Flink로 시작하는 Stream processing 3 - 다양한 Transformation Operator

Andy (Yoon Yong) Shin·2021년 10월 9일

data engineering flink stream processing

개요

지난 시리즈에 이어서 요번에는 Flink가 기본적으로 제공해주는 transformation operator에 대해서 알아보려고 합니다. 기존에 소개해드렸던, source, transformation 그리고 sink operator 중에 source 그리고 sink 같은 경우, 사실 데이터를 처리하기 위해 데이터를 가져오고 결과를 저장하기 위한 것이기에, data engineering 기준으로는 메인은 실제로 데이터를 처리하는 transformation operator에 있다고 생각합니다. 현재 Flink 버젼 1.14 기준, DataStream API, DataSet API (will be deprecated) 그리고 Table API 로 3가지의 종류에 API 가 존재 합니다. DataStream API와 DataSet API가 Core API이면서 먼저 출시 되었으며, Flink도 요새 대세에 맞춰 SQL로 쉽게 데이터 처리를 가능하게 하는 high level API인 Table API가 추가로 출시가 되었습니다. Flink 1.12 기준 DataSet API는 Table API로 대체가 될 예정인거 같습니다. 개인적으로는 SQL 보다는 DataStream/DataSet API가 코드적인 표현력이 더 좋고 생각 하기 때문에 이번 시리즈에는 deprecated 되겟지만, DataSet API에 대해서 알아 보려 합니다. (deprecated 된다하더라도, DataSet API를 사용하여, 만든 Table API이기 때문에 내부적으로는 남아 있을거라 예상합니다 ㅎ)

Transformation

Source와 sink operator가 시작과 끝을 담당한다면, Transformation같은 경우 중간 다리역할을 담당 하다 보니, stream으로 생각하면, 모든 transformation operator는 데이터가 들어오는 input 과 output이 transformation operator별로 정해져 있으며, 이는 SQL에 table relation과 비슷합니다. 아래와 같이 정의 할수 있습니다.

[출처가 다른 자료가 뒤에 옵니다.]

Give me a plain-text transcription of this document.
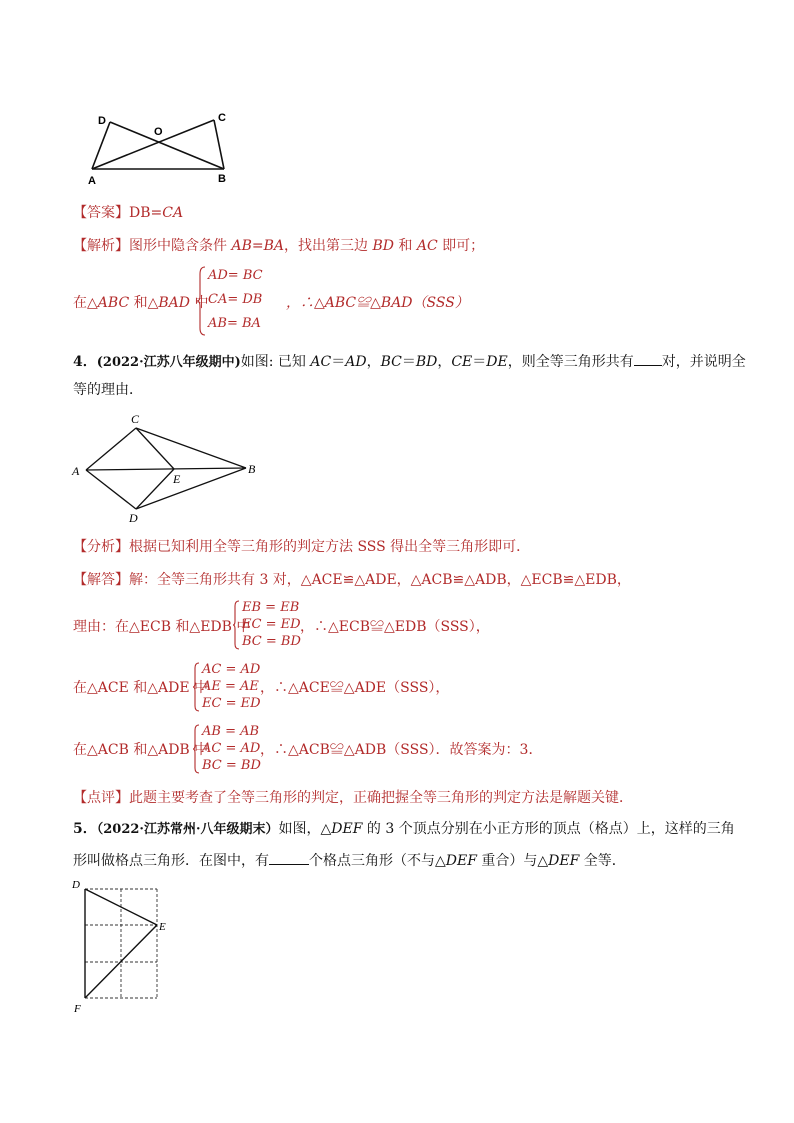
D
O
C
A	B
【答案】DB=CA
【解析】图形中隐含条件 AB=BA，找出第三边 BD 和 AC 即可；
在△ABC 和△BAD 中
AD= BC
CA= DB
AB= BA
，∴△ABC≌△BAD（SSS）
4．(2022·江苏八年级期中)如图: 已知 AC＝AD，BC＝BD，CE＝DE，则全等三角形共有 对，并说明全
等的理由．
C
A
E
B
D
【分析】根据已知利用全等三角形的判定方法 SSS 得出全等三角形即可．
【解答】解：全等三角形共有 3 对，△ACE≌△ADE，△ACB≌△ADB，△ECB≌△EDB，
理由：在△ECB 和△EDB 中
EB = EB
EC = ED
BC = BD
，∴△ECB≌△EDB（SSS），
在△ACE 和△ADE 中
AC = AD
AE = AE
EC = ED
，∴△ACE≌△ADE（SSS），
在△ACB 和△ADB 中
AB = AB
AC = AD
BC = BD
，∴△ACB≌△ADB（SSS）．故答案为：3．
【点评】此题主要考查了全等三角形的判定，正确把握全等三角形的判定方法是解题关键．
5．（2022·江苏常州·八年级期末）如图，△DEF 的 3 个顶点分别在小正方形的顶点（格点）上，这样的三角
形叫做格点三角形．在图中，有	个格点三角形（不与△DEF 重合）与△DEF 全等．
D
E
F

one to one - 1개의 데이터가 들어오면, 1개의 데이터가 나간다.
one to many - 1개의 데이터가 들어도면, N개의 데이터가 나간다.
many to one - N개의 데이터가 들어오면, 1개의 데이터가 나간다.

아래 부터는 operator들의 설명을 할까 합니다. Operator 제목 옆에 IN → OUT으로 데이터의 변환 갯수를 나타내었으며, 추가로 어떤 DataSet에 사용할 수 있는지도 같이 명시 하였습니다. DataSet의 종류는

DataSet - 일반적인 DataSet
Grouped DataSet - Data들이 특정 key로 합쳐진 DataSet
Tuple DataSet - Data가 Tuple 일때.

Map (1 → 1) - DataSet

Map operator는 one to one operator로 1개의 데이터가 들오면, 1개의 데이터만 나갈 수 있습니다. 강제적으로 데이터를 모양을 변경과 동시에 1 대 1에 확실성이 필요 하다면, map operator를 사용 하시면 됩니다.

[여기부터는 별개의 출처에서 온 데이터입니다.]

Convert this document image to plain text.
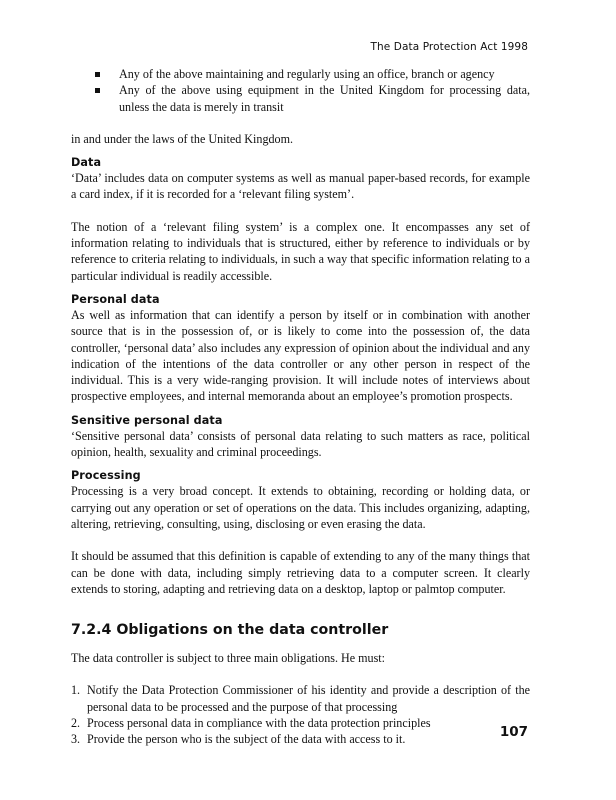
The Data Protection Act 1998
Any of the above maintaining and regularly using an office, branch or agency
Any of the above using equipment in the United Kingdom for processing data, unless the data is merely in transit

in and under the laws of the United Kingdom.

Data

‘Data’ includes data on computer systems as well as manual paper-based records, for example a card index, if it is recorded for a ‘relevant filing system’.

The notion of a ‘relevant filing system’ is a complex one. It encompasses any set of information relating to individuals that is structured, either by reference to individuals or by reference to criteria relating to individuals, in such a way that specific information relating to a particular individual is readily accessible.

Personal data

As well as information that can identify a person by itself or in combination with another source that is in the possession of, or is likely to come into the possession of, the data controller, ‘personal data’ also includes any expression of opinion about the individual and any indication of the intentions of the data controller or any other person in respect of the individual. This is a very wide-ranging provision. It will include notes of interviews about prospective employees, and internal memoranda about an employee’s promotion prospects.

Sensitive personal data

‘Sensitive personal data’ consists of personal data relating to such matters as race, political opinion, health, sexuality and criminal proceedings.

Processing

Processing is a very broad concept. It extends to obtaining, recording or holding data, or carrying out any operation or set of operations on the data. This includes organizing, adapting, altering, retrieving, consulting, using, disclosing or even erasing the data.

It should be assumed that this definition is capable of extending to any of the many things that can be done with data, including simply retrieving data to a computer screen. It clearly extends to storing, adapting and retrieving data on a desktop, laptop or palmtop computer.

7.2.4 Obligations on the data controller

The data controller is subject to three main obligations. He must:

1. Notify the Data Protection Commissioner of his identity and provide a description of the personal data to be processed and the purpose of that processing
2. Process personal data in compliance with the data protection principles
3. Provide the person who is the subject of the data with access to it.	107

코드 사용 예제 - String 을 Int로 변환 하는 예제

// Source: "11", "12", "13" 
// Transformation: String to Int
// 결과: 11, 12, 13 
env.fromElements("11", "12", "13")
.map(Integer::parseInt)
.print();

FlatMap (1 → N) - DataSet

Map 과 비슷한 작업을 하지만, one to many operator 입니다. 1개의 데이터로 n개의 데이터를 만들수 있습니다.

코드 사용 예제

// Source: 0, 1, 2 
// Transformation: 넘어온 숫자 만큼 print 하기. (0 은 무시됨)
// 결과: 
// 1
// 2
// 2
env.fromElements(0, 1, 2)
.flatMap((Integer in, Collector<Integer> collector) -> {
    IntStream.range(0, in)
            .forEach((i) -> {
                collector.collect(in);
            });
})
// 아래 return type 같은 경우 java에서만 사용,
// scala에서는 바로 lambda function이 잘 알아듣지만 
// java는... 명시적으로 type을 말해주지않으면 알아 먹질 않는다..
.returns(Types.INT) 
.print();

MapPartition (N → N) - DataSet

FlatMap과 비슷하게 one to many operator 이며, 구동 방법 또한 동일합니다. 다면 flat-map과의 차이점이라면, flat-map 같은 경우 넘어오는 데이터당 지정한 데이터 transform이 실행 되는 반면, map-partition은 해당 partition의 전체를 iterate 할수 있는 interable을 전달 받아 실행 되기 때문에 보다 높은 control이 가능 합니다. Map-partition 같은 경우 bounded stream에서만 사용가능 합니다.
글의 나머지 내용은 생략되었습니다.